Live Audio Under Extreme Pressure
Photo by Byron Sterk.
Every audio engineer has had a crisis moment under extreme pressure when system problems arise in a live event or broadcast. How should one react? Logically, just as a pilot would when flying a plane in a life or death situation.
Experience — whether a pilot or a sound engineer under pressure — is the key element that tends to separate the true pros from amateurs. Pilots train to totally understand the systems on their aircraft and learn to quickly think through scenarios when serious issues develop.
It is the same with professional sound engineers. The good engineer understands the signal flow of the system so well that he or she reacts instinctively when there is a problem. In a live situation, speed is of the essence.
It all begins with analyzing the issue and knowing where to look for the problem. If a mic has failed, what is the most probable reason? I’d start by changing the mic cable. Then making sure all the XLR connectors are plugged in. Is phantom power on (if needed)? These solutions might sound simple, but under pressure sometimes panic overrides logic.

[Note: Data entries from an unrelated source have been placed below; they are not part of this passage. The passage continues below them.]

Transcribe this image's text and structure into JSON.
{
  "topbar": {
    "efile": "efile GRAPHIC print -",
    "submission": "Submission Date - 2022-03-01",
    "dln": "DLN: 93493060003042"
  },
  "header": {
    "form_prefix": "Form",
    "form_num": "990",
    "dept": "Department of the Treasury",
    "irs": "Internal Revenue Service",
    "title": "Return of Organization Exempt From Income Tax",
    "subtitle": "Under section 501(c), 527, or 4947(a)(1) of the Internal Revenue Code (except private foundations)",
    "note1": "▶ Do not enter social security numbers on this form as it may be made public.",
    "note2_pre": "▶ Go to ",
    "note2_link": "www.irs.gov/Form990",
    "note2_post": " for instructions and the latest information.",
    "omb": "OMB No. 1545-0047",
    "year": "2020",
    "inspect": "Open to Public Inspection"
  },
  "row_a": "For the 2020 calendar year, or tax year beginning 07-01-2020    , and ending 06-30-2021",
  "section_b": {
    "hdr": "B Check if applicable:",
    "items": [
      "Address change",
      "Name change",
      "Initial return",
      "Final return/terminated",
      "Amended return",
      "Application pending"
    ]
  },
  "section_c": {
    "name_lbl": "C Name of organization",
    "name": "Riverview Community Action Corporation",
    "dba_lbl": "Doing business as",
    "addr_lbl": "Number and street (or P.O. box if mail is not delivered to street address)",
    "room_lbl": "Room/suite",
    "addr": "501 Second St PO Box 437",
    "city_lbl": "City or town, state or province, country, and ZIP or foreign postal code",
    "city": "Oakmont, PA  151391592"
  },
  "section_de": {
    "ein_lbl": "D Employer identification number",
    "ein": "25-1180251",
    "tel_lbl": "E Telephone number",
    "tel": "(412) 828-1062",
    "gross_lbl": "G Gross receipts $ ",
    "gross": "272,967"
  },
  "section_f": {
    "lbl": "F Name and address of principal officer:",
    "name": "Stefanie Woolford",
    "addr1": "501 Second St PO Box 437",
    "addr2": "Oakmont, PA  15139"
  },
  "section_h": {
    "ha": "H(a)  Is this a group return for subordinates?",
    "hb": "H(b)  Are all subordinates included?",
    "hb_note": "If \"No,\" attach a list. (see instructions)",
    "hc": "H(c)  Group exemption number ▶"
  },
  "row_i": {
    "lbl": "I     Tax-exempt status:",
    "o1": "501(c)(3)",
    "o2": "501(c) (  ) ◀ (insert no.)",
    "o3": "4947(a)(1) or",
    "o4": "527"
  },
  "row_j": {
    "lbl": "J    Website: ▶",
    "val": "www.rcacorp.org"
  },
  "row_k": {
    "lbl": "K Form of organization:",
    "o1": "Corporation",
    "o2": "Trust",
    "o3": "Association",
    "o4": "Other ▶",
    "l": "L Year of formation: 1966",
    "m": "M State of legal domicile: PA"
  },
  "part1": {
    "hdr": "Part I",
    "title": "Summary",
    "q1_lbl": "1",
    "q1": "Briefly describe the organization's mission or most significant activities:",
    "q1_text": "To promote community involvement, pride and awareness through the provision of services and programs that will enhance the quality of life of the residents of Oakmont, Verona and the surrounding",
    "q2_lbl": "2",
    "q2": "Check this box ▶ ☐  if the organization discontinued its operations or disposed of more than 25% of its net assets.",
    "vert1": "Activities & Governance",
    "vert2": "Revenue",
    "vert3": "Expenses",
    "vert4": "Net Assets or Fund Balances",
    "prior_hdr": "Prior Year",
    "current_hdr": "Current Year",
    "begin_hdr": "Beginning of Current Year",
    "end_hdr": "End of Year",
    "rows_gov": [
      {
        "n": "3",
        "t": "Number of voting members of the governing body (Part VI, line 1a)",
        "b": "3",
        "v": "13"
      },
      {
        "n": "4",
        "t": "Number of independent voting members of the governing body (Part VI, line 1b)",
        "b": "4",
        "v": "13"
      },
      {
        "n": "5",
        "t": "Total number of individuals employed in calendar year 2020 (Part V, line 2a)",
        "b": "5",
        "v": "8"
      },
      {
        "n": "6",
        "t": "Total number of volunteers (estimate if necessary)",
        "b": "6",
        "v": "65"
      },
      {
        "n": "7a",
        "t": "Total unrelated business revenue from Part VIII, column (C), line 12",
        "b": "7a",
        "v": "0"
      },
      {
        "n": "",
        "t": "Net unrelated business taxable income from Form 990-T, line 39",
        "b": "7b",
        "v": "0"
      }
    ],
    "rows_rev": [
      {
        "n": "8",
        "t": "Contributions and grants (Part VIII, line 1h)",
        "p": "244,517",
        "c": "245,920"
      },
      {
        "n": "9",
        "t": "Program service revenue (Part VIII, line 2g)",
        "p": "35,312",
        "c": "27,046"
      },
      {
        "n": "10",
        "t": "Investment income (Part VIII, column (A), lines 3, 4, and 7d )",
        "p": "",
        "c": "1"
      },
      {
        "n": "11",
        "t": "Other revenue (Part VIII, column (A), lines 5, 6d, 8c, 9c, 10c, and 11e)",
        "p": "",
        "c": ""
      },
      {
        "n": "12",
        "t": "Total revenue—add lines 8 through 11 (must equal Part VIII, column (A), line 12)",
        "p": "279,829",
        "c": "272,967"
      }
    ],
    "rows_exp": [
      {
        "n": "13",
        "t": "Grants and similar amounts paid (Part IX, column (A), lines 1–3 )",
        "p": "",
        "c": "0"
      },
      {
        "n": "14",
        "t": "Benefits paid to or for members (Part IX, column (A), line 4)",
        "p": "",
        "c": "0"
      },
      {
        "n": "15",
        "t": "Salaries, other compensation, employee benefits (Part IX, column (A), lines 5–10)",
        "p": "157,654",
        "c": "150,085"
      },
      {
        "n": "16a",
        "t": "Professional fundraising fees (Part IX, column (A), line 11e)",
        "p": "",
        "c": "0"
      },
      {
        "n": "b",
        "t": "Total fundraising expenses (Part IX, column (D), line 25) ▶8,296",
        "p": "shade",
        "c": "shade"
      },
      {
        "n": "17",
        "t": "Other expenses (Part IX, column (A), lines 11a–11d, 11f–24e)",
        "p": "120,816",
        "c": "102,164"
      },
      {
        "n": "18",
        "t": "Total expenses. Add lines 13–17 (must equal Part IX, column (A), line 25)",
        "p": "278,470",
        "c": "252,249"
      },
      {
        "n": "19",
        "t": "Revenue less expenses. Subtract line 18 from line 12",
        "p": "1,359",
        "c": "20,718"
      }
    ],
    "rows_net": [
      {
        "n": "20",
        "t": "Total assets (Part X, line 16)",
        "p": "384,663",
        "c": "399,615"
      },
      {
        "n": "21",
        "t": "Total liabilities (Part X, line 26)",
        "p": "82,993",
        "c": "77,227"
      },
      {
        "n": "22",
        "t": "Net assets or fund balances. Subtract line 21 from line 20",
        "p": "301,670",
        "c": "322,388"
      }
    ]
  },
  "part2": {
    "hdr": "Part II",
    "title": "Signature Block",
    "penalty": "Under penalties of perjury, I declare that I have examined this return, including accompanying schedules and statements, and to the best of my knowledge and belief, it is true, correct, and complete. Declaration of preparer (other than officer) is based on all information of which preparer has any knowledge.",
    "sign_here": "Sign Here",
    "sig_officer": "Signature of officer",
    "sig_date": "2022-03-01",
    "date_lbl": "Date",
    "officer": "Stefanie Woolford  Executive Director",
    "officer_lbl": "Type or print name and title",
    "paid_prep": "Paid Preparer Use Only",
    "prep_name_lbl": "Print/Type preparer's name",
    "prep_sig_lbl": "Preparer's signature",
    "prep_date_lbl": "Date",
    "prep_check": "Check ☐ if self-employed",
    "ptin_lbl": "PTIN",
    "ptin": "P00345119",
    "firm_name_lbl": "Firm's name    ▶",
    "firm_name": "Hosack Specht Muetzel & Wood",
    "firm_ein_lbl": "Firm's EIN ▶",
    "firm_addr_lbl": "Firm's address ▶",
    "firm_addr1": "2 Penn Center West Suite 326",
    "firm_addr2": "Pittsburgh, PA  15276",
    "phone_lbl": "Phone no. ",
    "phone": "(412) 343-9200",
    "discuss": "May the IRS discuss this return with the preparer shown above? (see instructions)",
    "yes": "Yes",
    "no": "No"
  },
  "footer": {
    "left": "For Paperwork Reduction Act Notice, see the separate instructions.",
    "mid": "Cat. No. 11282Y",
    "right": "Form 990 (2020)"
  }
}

Most of the things that go wrong are very basic and easy to find if the engineer thinks logically step by step through the signal chain. The real problem is usually fear and panic under pressure and failure to think clearly.
One of the most common failure issues is power. Is everything in the signal chain powered on? Are all devices that run on batteries operating at full charge? Do you have spare batteries? Pros always do. Is phantom power switched on? A simple advanced checklist, like those used by a pilot, will help avoid this issue.
Most gear has mute buttons. Are all of them unmuted? Check this before doing a lot of unnecessary tests in a panic. It is often the case when you cannot hear audio.
When an issue occurs, it is usually as simple as following the single chain to find the problem. I learned this on President Jimmy Carter’s 1978 trip to France for ABC News. It was the middle of the night on Jan. 5, 1978 in Bayeux, France, just after the President had visited war dead at the cemetery along the Normandy coast.
It had been a long, emotional day and the senior ABC engineering team had been given the night off. As the junior member of the group, I was assigned to babysit an ABC mobile unit during the night. The ABC vehicle sat next to another mobile unit manned by an all-French crew. I settled in for what I expected to be a long and uneventful night.
All was quiet until I was awakened and told that President Carter wanted to make unexpected last minute remarks from a small courtyard near our mobile units. The President’s remarks would air live on the morning talk shows back in the United States, which meant he would go on the air in the very early morning hours in France.
The president’s live speech would air in about an hour and no one had planned for this early morning broadcast. Knowing I was on my own, I began to try to figure out what to do.
To get the audio of this live feed from the plaza, an audio cable would have to run from the ABC unit I manned to the French unit next door. The problem was the audio connectors. The American cables used XLR connectors and the French truck had banana jacks for the audio connections.
Thinking quickly, I noted a plate of fromage frais (fresh cheese) and other goodies in the ABC truck that the French had provided to us. I took the knife from the plate and sliced the connector off one end of the XLR audio cable and then stripped several of the wires to bare copper.
After twisting the wires, I took toothpicks from the plate and a roll of gaffer’s tape and walked over to the French truck. There, I stuck the bare wires into the holes of the banana jacks and used toothpicks to hold them. I then secured the toothpicks with gaffer’s tape.
Believe it or not — after a brief test — the audio worked. The French, who couldn’t speak a word of English, and I, who knew no French, cheered and laughed hysterically.
Within minutes, senior ABC engineers arrived on the scene — totally mystified by what I had done. But Carter had to speak within minutes and my set-up worked. That’s all that really mattered, so they left it alone.
The President of the United States successfully made his speech over my jury-rigged set-up. The ABC engineers congratulated me for thinking creatively through the situation.
This was a situation of knowing your systems well enough to follow a mental checklist through the signal path. I changed one variable at a time to make it work. Yes, the signal flow was complex and problematic, but logical.
Yes, and it was also stressful, but that comes with the job. Just as the pilot, one must stay calm under pressure. I learned in that early situation that I had the confidence to do live feeds and never lost one in later years. The ability to adapt under pressure is something that every engineer has to develop.